Importance of Volume in Trading

#1
Importance of Volume in Trading​

What is Volume?

Volume is the number of shares or contracts traded during a given time frame. The time frame is usually one day, but can also be a week.

The analysis of volume is basic and essential in technical analysis.

Volume provides evidence of intensity with a given price move.

As volume often leads price, it is a valuable indicator, especially for price peaks.

The analysis of volume is basic and essential in technical analysis.
Volume provides evidence of intensity with a given price move.
As volume often leads price, it is a valuable indicator, especially for price peaks.
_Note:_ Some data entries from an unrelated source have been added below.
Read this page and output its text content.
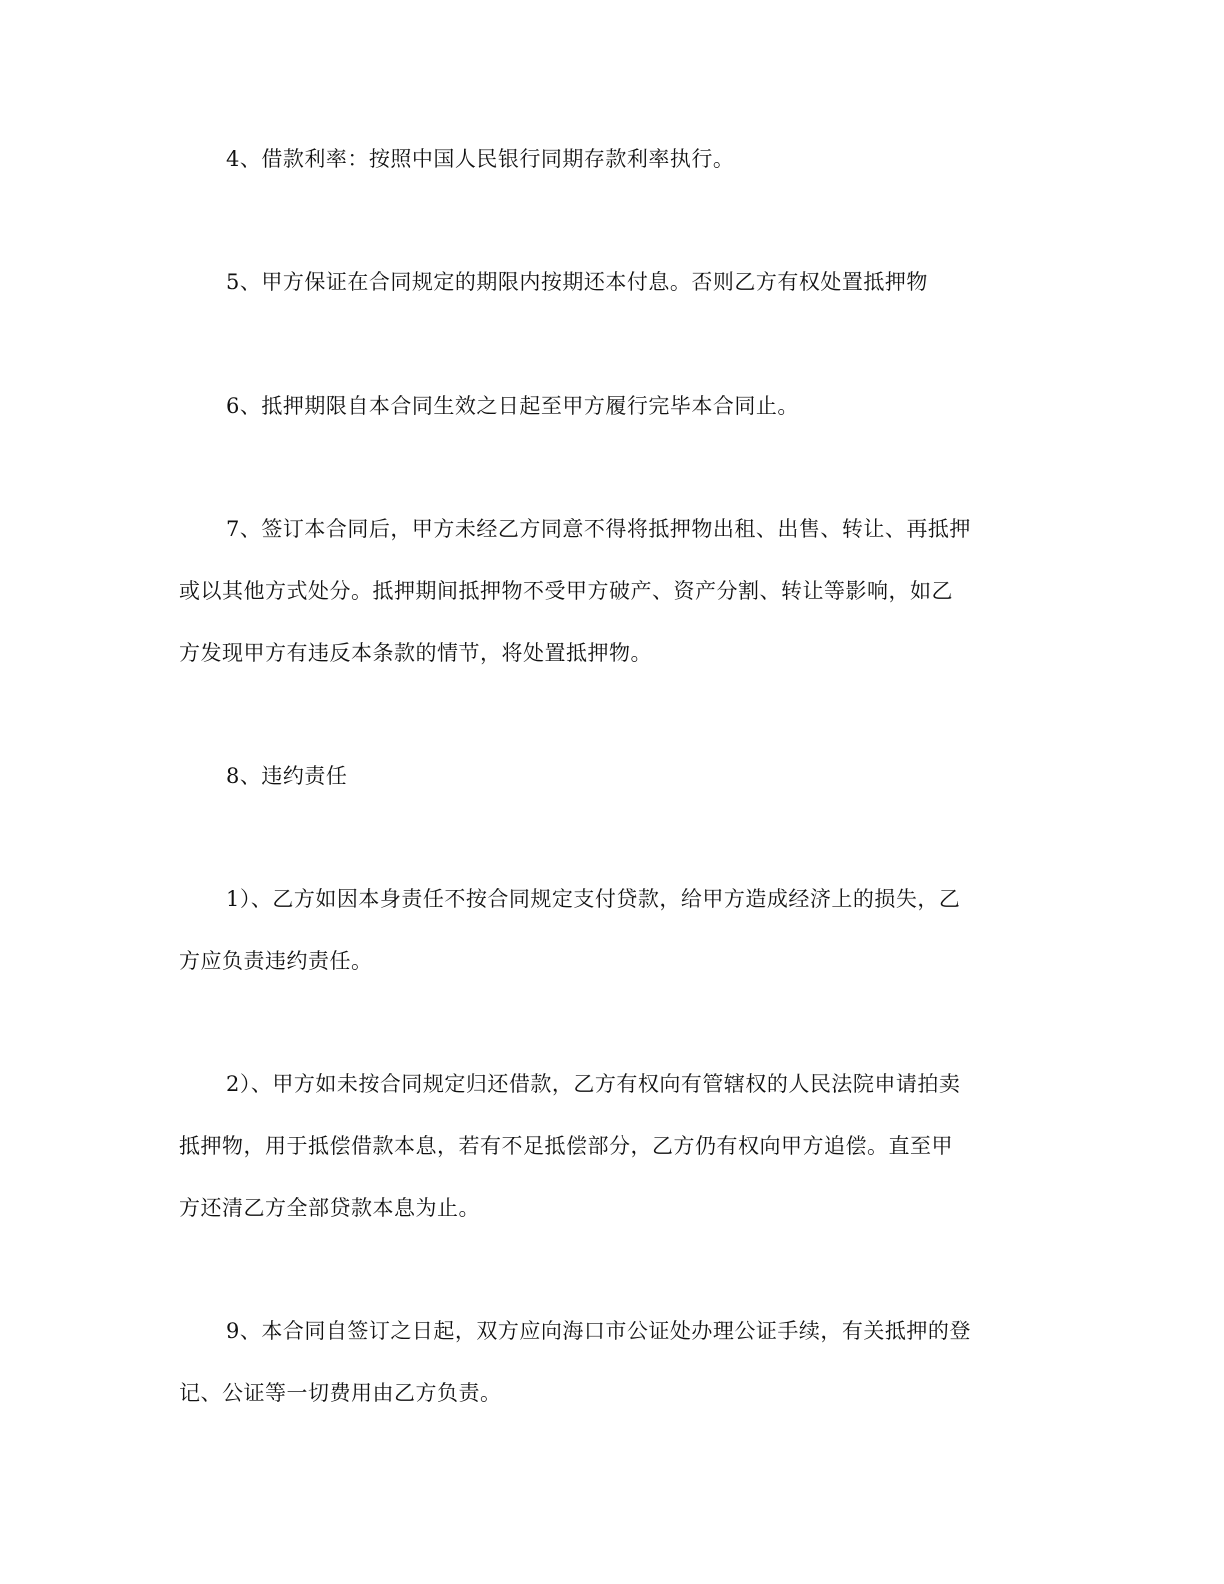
4、借款利率：按照中国人民银行同期存款利率执行。
5、甲方保证在合同规定的期限内按期还本付息。否则乙方有权处置抵押物
6、抵押期限自本合同生效之日起至甲方履行完毕本合同止。
7、签订本合同后，甲方未经乙方同意不得将抵押物出租、出售、转让、再抵押
或以其他方式处分。抵押期间抵押物不受甲方破产、资产分割、转让等影响，如乙
方发现甲方有违反本条款的情节，将处置抵押物。
8、违约责任
1）、乙方如因本身责任不按合同规定支付贷款，给甲方造成经济上的损失，乙
方应负责违约责任。
2）、甲方如未按合同规定归还借款，乙方有权向有管辖权的人民法院申请拍卖
抵押物，用于抵偿借款本息，若有不足抵偿部分，乙方仍有权向甲方追偿。直至甲
方还清乙方全部贷款本息为止。
9、本合同自签订之日起，双方应向海口市公证处办理公证手续，有关抵押的登
记、公证等一切费用由乙方负责。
Low volume levels are characteristic of the indecisive expectations that typically occur during consolidation periods (i.e., periods where prices move sideways in a trading range). Low volume also often occurs during the indecisive period during market bottoms.

High volume levels are characteristic of market tops when there is a strong consensus that prices will move higher. High volume levels are also very common at the beginning of new trends (i.e., when prices break out of a trading range). Just before market bottoms, volume will often increase due to panic-driven selling.

Volume can help determine the health of an existing trend. A healthy up-trend should have higher volume on the upward legs of the trend, and lower volume on the downward (corrective) legs. A healthy downtrend usually has higher volume on the downward legs of the trend and lower volume on the upward (corrective) legs.